Democratic societies task their police services with maintaining law and order; safeguarding fundamental rights and freedoms; preventing and combating crime; and providing assistance to the public. In carrying out these duties, police officers are granted a wide range of discretionary powers on behalf of the State, which, if exercised unlawfully, may seriously infringe upon fundamental human rights. As enforcers of the law, police officers cannot and should not be above the rule of law. Therefore, any officers who breach the law or disciplinary codes shall be held to account. However, countries around the world continue to encounter police violence, misconduct, corruption and other forms of wrongdoing. Such crimes and violations by the police, especially when committed with impunity, may have disastrous consequences for society; and pose serious challenges to public trust in the police, police-community relations and ultimately police effectiveness. 

To address these challenges, effective police accountability systems need to do more than identify and prosecute those who violate the law; implementing, instead, a comprehensive approach that aims at ensuring accountability before, during and after the act. Such a holistic approach to police accountability cannot be achieved by the police alone.
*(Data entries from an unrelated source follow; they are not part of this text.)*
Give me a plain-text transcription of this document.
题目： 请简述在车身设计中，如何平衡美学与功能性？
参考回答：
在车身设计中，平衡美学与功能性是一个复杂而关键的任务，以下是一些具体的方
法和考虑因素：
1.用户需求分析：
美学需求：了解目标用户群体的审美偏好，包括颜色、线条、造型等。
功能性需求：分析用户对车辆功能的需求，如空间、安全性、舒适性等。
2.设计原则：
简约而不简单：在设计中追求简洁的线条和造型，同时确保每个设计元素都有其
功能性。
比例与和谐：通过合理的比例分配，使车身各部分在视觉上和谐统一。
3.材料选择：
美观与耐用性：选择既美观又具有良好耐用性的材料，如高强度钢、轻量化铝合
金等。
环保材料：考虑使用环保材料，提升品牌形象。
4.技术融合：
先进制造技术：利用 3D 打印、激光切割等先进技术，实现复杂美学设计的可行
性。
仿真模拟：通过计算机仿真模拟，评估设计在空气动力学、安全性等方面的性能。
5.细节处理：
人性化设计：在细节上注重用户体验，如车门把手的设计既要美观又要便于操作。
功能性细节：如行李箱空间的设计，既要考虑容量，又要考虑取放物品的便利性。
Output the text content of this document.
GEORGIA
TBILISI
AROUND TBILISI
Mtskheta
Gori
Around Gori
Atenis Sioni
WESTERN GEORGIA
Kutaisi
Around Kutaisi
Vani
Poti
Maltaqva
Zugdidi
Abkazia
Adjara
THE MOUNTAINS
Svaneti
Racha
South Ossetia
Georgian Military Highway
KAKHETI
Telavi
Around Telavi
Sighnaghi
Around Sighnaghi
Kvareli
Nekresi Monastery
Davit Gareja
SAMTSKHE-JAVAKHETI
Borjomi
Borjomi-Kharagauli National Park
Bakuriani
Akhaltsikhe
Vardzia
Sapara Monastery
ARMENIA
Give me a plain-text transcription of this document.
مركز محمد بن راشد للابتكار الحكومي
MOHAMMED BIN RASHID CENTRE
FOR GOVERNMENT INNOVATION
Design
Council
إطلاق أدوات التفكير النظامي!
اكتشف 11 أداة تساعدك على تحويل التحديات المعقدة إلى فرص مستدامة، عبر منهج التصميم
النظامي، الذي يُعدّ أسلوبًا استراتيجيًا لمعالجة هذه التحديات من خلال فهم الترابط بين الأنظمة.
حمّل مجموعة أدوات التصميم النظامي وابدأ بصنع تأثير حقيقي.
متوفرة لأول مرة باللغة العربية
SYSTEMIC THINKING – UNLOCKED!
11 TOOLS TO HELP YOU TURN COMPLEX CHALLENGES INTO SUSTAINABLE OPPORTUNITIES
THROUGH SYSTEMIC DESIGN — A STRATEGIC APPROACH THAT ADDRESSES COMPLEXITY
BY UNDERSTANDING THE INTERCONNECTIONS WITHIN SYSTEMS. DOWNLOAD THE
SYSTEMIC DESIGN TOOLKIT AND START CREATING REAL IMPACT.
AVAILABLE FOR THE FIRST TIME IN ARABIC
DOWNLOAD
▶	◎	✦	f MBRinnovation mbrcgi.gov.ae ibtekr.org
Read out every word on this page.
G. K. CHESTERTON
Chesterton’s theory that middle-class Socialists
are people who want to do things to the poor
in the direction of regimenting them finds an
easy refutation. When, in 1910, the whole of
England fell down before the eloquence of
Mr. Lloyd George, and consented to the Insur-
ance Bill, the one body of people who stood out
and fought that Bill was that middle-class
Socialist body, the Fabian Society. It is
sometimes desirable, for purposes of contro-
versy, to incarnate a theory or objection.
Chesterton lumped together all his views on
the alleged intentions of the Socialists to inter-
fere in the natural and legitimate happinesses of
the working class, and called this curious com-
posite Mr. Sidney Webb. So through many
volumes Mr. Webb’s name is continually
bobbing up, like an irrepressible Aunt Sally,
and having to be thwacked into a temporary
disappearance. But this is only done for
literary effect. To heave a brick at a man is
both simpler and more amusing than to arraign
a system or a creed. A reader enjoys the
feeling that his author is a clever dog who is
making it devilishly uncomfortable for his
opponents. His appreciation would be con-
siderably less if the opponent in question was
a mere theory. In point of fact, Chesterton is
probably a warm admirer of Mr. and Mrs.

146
It requires the involvement of a variety of external oversight actors who put in place the necessary laws, policies, and integrity standards; continuously monitor the exercise of police powers, and independently investigate any violations of law. Institutions overseeing the police; such as the executive, judiciary, parliament, ombudsman institutions, civil society and the media, scrutinize policing in different ways within their respective mandates; thereby contributing to police accountability. In addition to binding national and international legal frameworks on law enforcement; integrity standards provide the core ethical values that guide policing; and serve as the normative foundation for a comprehensive accountability and oversight system (for additional reading on integrity and ethics, see also the E4J University Module Series on Integrity and Ethics).

This Module is designed to introduce students to the subjects of police accountability, integrity and oversight by providing an overview of the essential concepts, the role of police in democratic societies, the need for police accountability, integrity and oversight, key mechanisms for effective police oversight as well as cross-cutting and contemporary issues in police accountability, oversight and integrity. While it is meant to provide an outline for a three-hour class, the Module can also be used for shorter or longer sessions with the necessary modifications (see Guidelines to develop a stand-alone course).

 

Learning outcomes

By the end of the class, students should be able to:

  • Define the core concepts of police accountability, integrity and oversight.
  • Explain how the role of the police has evolved and discuss why there is a need for police accountability, integrity and oversight.
  • Recognize the main international and regional standards on police accountability, integrity and oversight.
  • Identify key police oversight mechanisms and describe roles and responsibilities of different national and international actors in overseeing the police.
  • Critically assess and discuss cross-cutting and contemporary issues in police accountability, oversight and integrity, including gender, police detention, the role of whistle-blowers in police accountability and diversity in policing.
  • Demonstrate through exercises the application of international standards on police accountability, integrity and oversight.